I know it has been a while since my last post. I have had several appointments since then but after each appointment I didn't feel like it was the right time to write. The other week at church our pastor was talking about a guest who was going to be preaching and he said that the best advice he could give was not to speak because you feel like you have to say something but to speak because you have something to say. That really hit home for me because I was almost feeling guilty for not having posted any updates. I realized that when I had something that I just needed to say, I would be able to write a post that meant something.

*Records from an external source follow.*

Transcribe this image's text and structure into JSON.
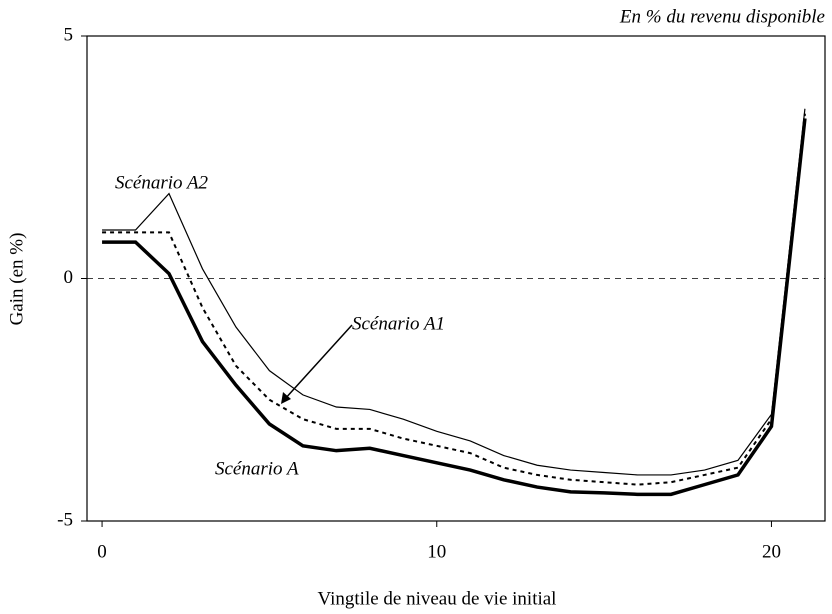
{
  "chart_data": {
    "type": "line",
    "subtitle": "En % du revenu disponible",
    "x_label": "Vingtile de niveau de vie initial",
    "y_label": "Gain (en %)",
    "x": [
      0,
      1,
      2,
      3,
      4,
      5,
      6,
      7,
      8,
      9,
      10,
      11,
      12,
      13,
      14,
      15,
      16,
      17,
      18,
      19,
      20,
      21
    ],
    "series": [
      {
        "name": "Scénario A",
        "color": "#000000",
        "values": [
          0.75,
          0.75,
          0.1,
          -1.3,
          -2.2,
          -3.0,
          -3.45,
          -3.55,
          -3.5,
          -3.65,
          -3.8,
          -3.95,
          -4.15,
          -4.3,
          -4.4,
          -4.42,
          -4.45,
          -4.45,
          -4.25,
          -4.05,
          -3.05,
          3.3
        ]
      },
      {
        "name": "Scénario A1",
        "color": "#000000",
        "values": [
          0.95,
          0.95,
          0.95,
          -0.6,
          -1.8,
          -2.5,
          -2.9,
          -3.1,
          -3.1,
          -3.3,
          -3.45,
          -3.6,
          -3.9,
          -4.05,
          -4.15,
          -4.2,
          -4.25,
          -4.2,
          -4.05,
          -3.9,
          -2.9,
          3.4
        ]
      },
      {
        "name": "Scénario A2",
        "color": "#000000",
        "values": [
          1.0,
          1.0,
          1.75,
          0.2,
          -1.0,
          -1.9,
          -2.4,
          -2.65,
          -2.7,
          -2.9,
          -3.15,
          -3.35,
          -3.65,
          -3.85,
          -3.95,
          -4.0,
          -4.05,
          -4.05,
          -3.95,
          -3.75,
          -2.8,
          3.5
        ]
      }
    ],
    "xlim": [
      -0.45,
      21.6
    ],
    "xticks": [
      0,
      10,
      20
    ],
    "ylim": [
      -5,
      5
    ],
    "yticks": [
      -5,
      0,
      5
    ]
  }
}
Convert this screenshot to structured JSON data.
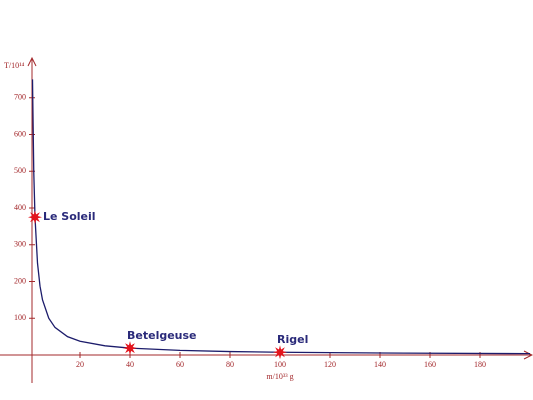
{
  "chart_data": {
    "type": "line",
    "y_label": "T/10¹⁴",
    "x_label": "m/10³³ g",
    "xlim": [
      0,
      200
    ],
    "ylim": [
      0,
      800
    ],
    "xticks": [
      20,
      40,
      60,
      80,
      100,
      120,
      140,
      160,
      180
    ],
    "yticks": [
      100,
      200,
      300,
      400,
      500,
      600,
      700
    ],
    "axis_color": "#a3282b",
    "curve": {
      "color": "#1c1c6b",
      "x": [
        1,
        1.5,
        2,
        3,
        4,
        5,
        7.5,
        10,
        15,
        20,
        30,
        40,
        60,
        80,
        100,
        150,
        200
      ],
      "y": [
        750,
        500,
        375,
        250,
        187.5,
        150,
        100,
        75,
        50,
        37.5,
        25,
        18.75,
        12.5,
        9.4,
        7.5,
        5,
        3.75
      ]
    },
    "points": [
      {
        "label": "Le Soleil",
        "x": 2,
        "y": 375
      },
      {
        "label": "Betelgeuse",
        "x": 40,
        "y": 18.75
      },
      {
        "label": "Rigel",
        "x": 100,
        "y": 7.5
      }
    ],
    "point_color": "#e3141c",
    "label_color": "#2a2a7a"
  }
}
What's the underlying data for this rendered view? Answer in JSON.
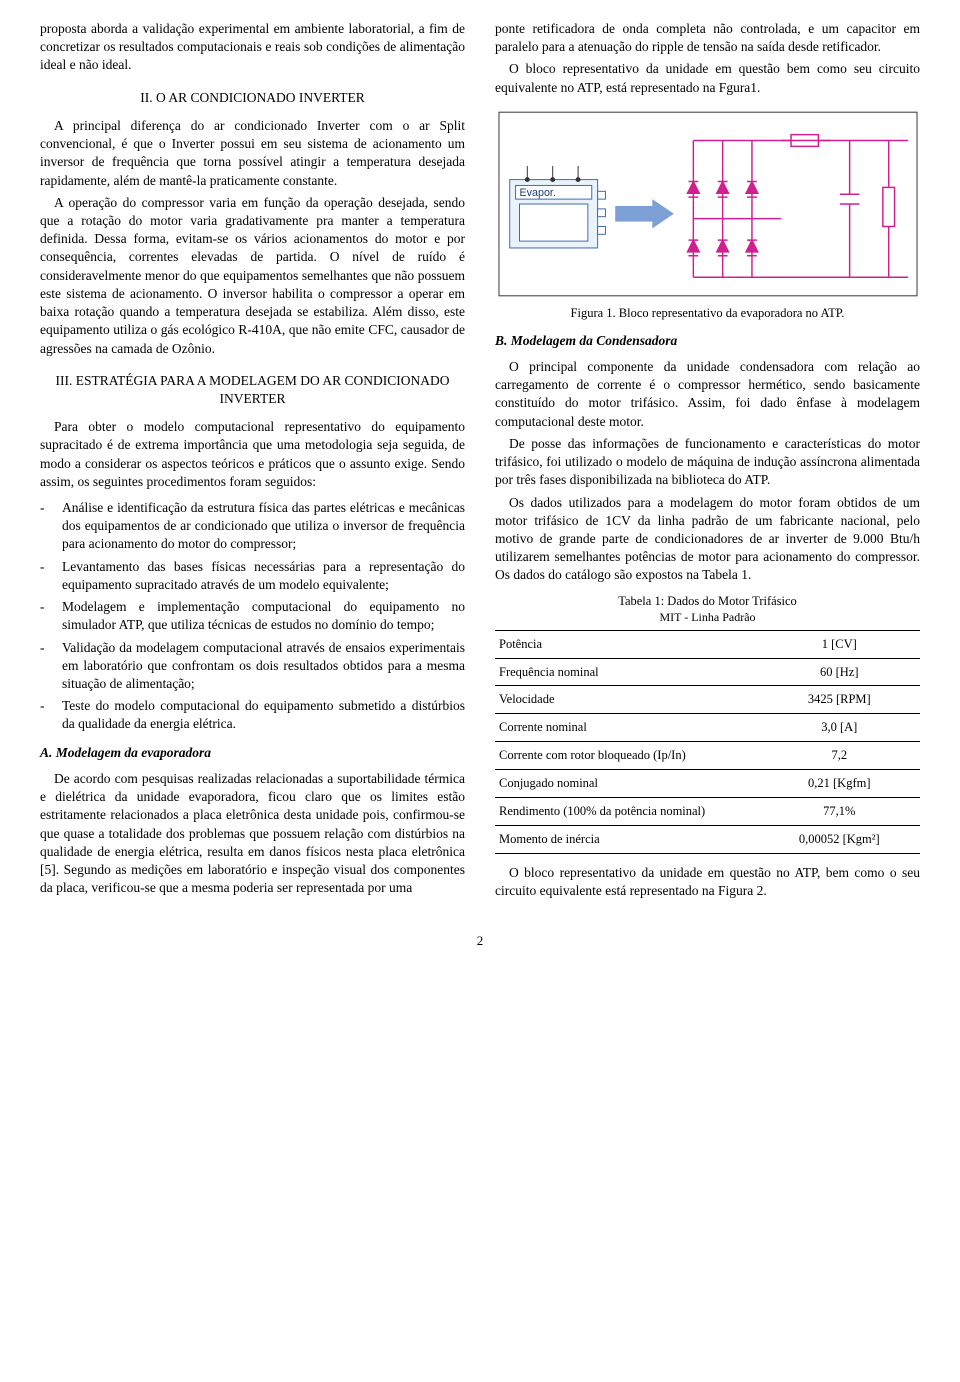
{
  "left": {
    "intro": "proposta aborda a validação experimental em ambiente laboratorial, a fim de concretizar os resultados computacionais e reais sob condições de alimentação ideal e não ideal.",
    "sec2_title": "II. O AR CONDICIONADO INVERTER",
    "sec2_p1": "A principal diferença do ar condicionado Inverter com o ar Split convencional, é que o Inverter possui em seu sistema de acionamento um inversor de frequência que torna possível atingir a temperatura desejada rapidamente, além de mantê-la praticamente constante.",
    "sec2_p2": "A operação do compressor varia em função da operação desejada, sendo que a rotação do motor varia gradativamente pra manter a temperatura definida. Dessa forma, evitam-se os vários acionamentos do motor e por consequência, correntes elevadas de partida. O nível de ruído é consideravelmente menor do que equipamentos semelhantes que não possuem este sistema de acionamento. O inversor habilita o compressor a operar em baixa rotação quando a temperatura desejada se estabiliza. Além disso, este equipamento utiliza o gás ecológico R-410A, que não emite CFC, causador de agressões na camada de Ozônio.",
    "sec3_title": "III. ESTRATÉGIA PARA A MODELAGEM DO AR CONDICIONADO INVERTER",
    "sec3_p1": "Para obter o modelo computacional representativo do equipamento supracitado é de extrema importância que uma metodologia seja seguida, de modo a considerar os aspectos teóricos e práticos que o assunto exige. Sendo assim, os seguintes procedimentos foram seguidos:",
    "bullets": [
      "Análise e identificação da estrutura física das partes elétricas e mecânicas dos equipamentos de ar condicionado que utiliza o inversor de frequência para acionamento do motor do compressor;",
      "Levantamento das bases físicas necessárias para a representação do equipamento supracitado através de um modelo equivalente;",
      "Modelagem e implementação computacional do equipamento no simulador ATP, que utiliza técnicas de estudos no domínio do tempo;",
      "Validação da modelagem computacional através de ensaios experimentais em laboratório que confrontam os dois resultados obtidos para a mesma situação de alimentação;",
      "Teste do modelo computacional do equipamento submetido a distúrbios da qualidade da energia elétrica."
    ],
    "subA_title": "A. Modelagem da evaporadora",
    "subA_p1": "De acordo com pesquisas realizadas relacionadas a suportabilidade térmica e dielétrica da unidade evaporadora, ficou claro que os limites estão estritamente relacionados a placa eletrônica desta unidade pois, confirmou-se que quase a totalidade dos problemas que possuem relação com distúrbios na qualidade de energia elétrica, resulta em danos físicos nesta placa eletrônica [5]. Segundo as medições em laboratório e inspeção visual dos componentes da placa, verificou-se que a mesma poderia ser representada por uma"
  },
  "right": {
    "p_bridge1": "ponte retificadora de onda completa não controlada, e um capacitor em paralelo para a atenuação do ripple de tensão na saída desde retificador.",
    "p_bridge2": "O bloco representativo da unidade em questão bem como seu circuito equivalente no ATP, está representado na Fgura1.",
    "fig1_caption": "Figura 1. Bloco representativo da evaporadora no ATP.",
    "subB_title": "B. Modelagem da Condensadora",
    "subB_p1": "O principal componente da unidade condensadora com relação ao carregamento de corrente é o compressor hermético, sendo basicamente constituído do motor trifásico. Assim, foi dado ênfase à modelagem computacional deste motor.",
    "subB_p2": "De posse das informações de funcionamento e características do motor trifásico, foi utilizado o modelo de máquina de indução assíncrona alimentada por três fases disponibilizada na biblioteca do ATP.",
    "subB_p3": "Os dados utilizados para a modelagem do motor foram obtidos de um motor trifásico de 1CV da linha padrão de um fabricante nacional, pelo motivo de grande parte de condicionadores de ar inverter de 9.000 Btu/h utilizarem semelhantes potências de motor para acionamento do compressor. Os dados do catálogo são expostos na Tabela 1.",
    "table": {
      "caption": "Tabela 1: Dados do Motor Trifásico",
      "subcaption": "MIT - Linha Padrão",
      "rows": [
        {
          "label": "Potência",
          "value": "1 [CV]"
        },
        {
          "label": "Frequência nominal",
          "value": "60 [Hz]"
        },
        {
          "label": "Velocidade",
          "value": "3425 [RPM]"
        },
        {
          "label": "Corrente nominal",
          "value": "3,0 [A]"
        },
        {
          "label": "Corrente com rotor bloqueado (Ip/In)",
          "value": "7,2"
        },
        {
          "label": "Conjugado nominal",
          "value": "0,21 [Kgfm]"
        },
        {
          "label": "Rendimento (100% da potência nominal)",
          "value": "77,1%"
        },
        {
          "label": "Momento de inércia",
          "value": "0,00052 [Kgm²]"
        }
      ]
    },
    "p_after_table": "O bloco representativo da unidade em questão no ATP, bem como o seu circuito equivalente está representado na Figura 2.",
    "figure1": {
      "evapor_label": "Evapor.",
      "circuit_color": "#d02090",
      "arrow_color": "#7da1d6",
      "background": "#ffffff",
      "border_color": "#333333"
    }
  },
  "page_number": "2"
}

I have one more ultrasound appointment tomorrow and that is the last one before the implant!!! I cannot believe that it is so soon. They will thaw the embryos on Monday and then we will call on Tuesday after 11am to find out how many survived the thaw. That will start to determine if the the implant will be on Wednesday, Thursday, or Friday. Just like the last round we are hoping for Friday because that will be a day 5 transfer. I will have a day of bed rest and then have to take it easy for the 2 weeks before the test. Right now everything is looking good and I am right on track with where they want me to be.
The progesterone injections start again on Saturday. They are the nasty giant ones that go in my lower back. I had an allergic reaction to them last round so they are having it mixed with cottonseed oil this time to try and avoid another reaction. The down side to that is that it is thicker so the needle has to be even bigger. I can handle it though. If I made it through all of the other injections, a bigger needle is a piece of cake! :-)
I have been feeling so many crazy emotions through all of this. I have moments of excitement, terror, anxiety, hopefulness, helplessness, the list goes on and on. I have been having a pretty hard time since starting my new job. Just adding the stress of my job on top of things has made it kind of difficult to work through what I am feeling. I find myself being upset about something that happened at work but then I end up getting upset about IVF even though I shouldn't be. I have been praying to be able calm my nerves and not turn into a crazy crying mess over every little thing. It doesn't help that I am on all kinds of medicine that mess with my emotional stability! I find almost every sentence that I say to Dave starts with "this may be the medicine talking but...". Dave is such a great man. He deals with my crazy so well. Even though it might be the medicine talking he still listens to me and helps me work through it. I am so thankful to have him here for me. He is also helping me figure out how to do my job and help the children in my class as best as I can. He helps me stay positive and hopeful. I love that he is able to do that for me.
Every blog post I know I end with saying what I am thankful for. I have a really long list to go through today. Something new that I am thankful for are my coworkers! For example I called for help this afternoon and in two minutes there were four people there to help me. It is great to have that kind of assistance in the workplace. I am very thankful for all of the support that our friends and family have poured out to us. Everyones genuine care for what we are going through and support has helped us so much. I am so thankful for our church. They have been here every step of the way praying for us and with us. I am thankful for the gift that we have been given for another chance. You do not see that type of kindness very often. I believe that we will be able to pay it forward. I really feel like god blessed us with our doctor and this second chance and I hope that he will somehow use us to bless someone else. I have no idea what that will look like but I am excited to see! One last thing that I am thankful for is this blog. Through it I have been able to tell my story to a great deal of people. We are at nearly 6000 views. When I started this I thought that maybe a handful of people would keep up with our posts. I never dreamed that it would be read by so many and actually help and inspire some people. I am thankful for the opportunity to do that.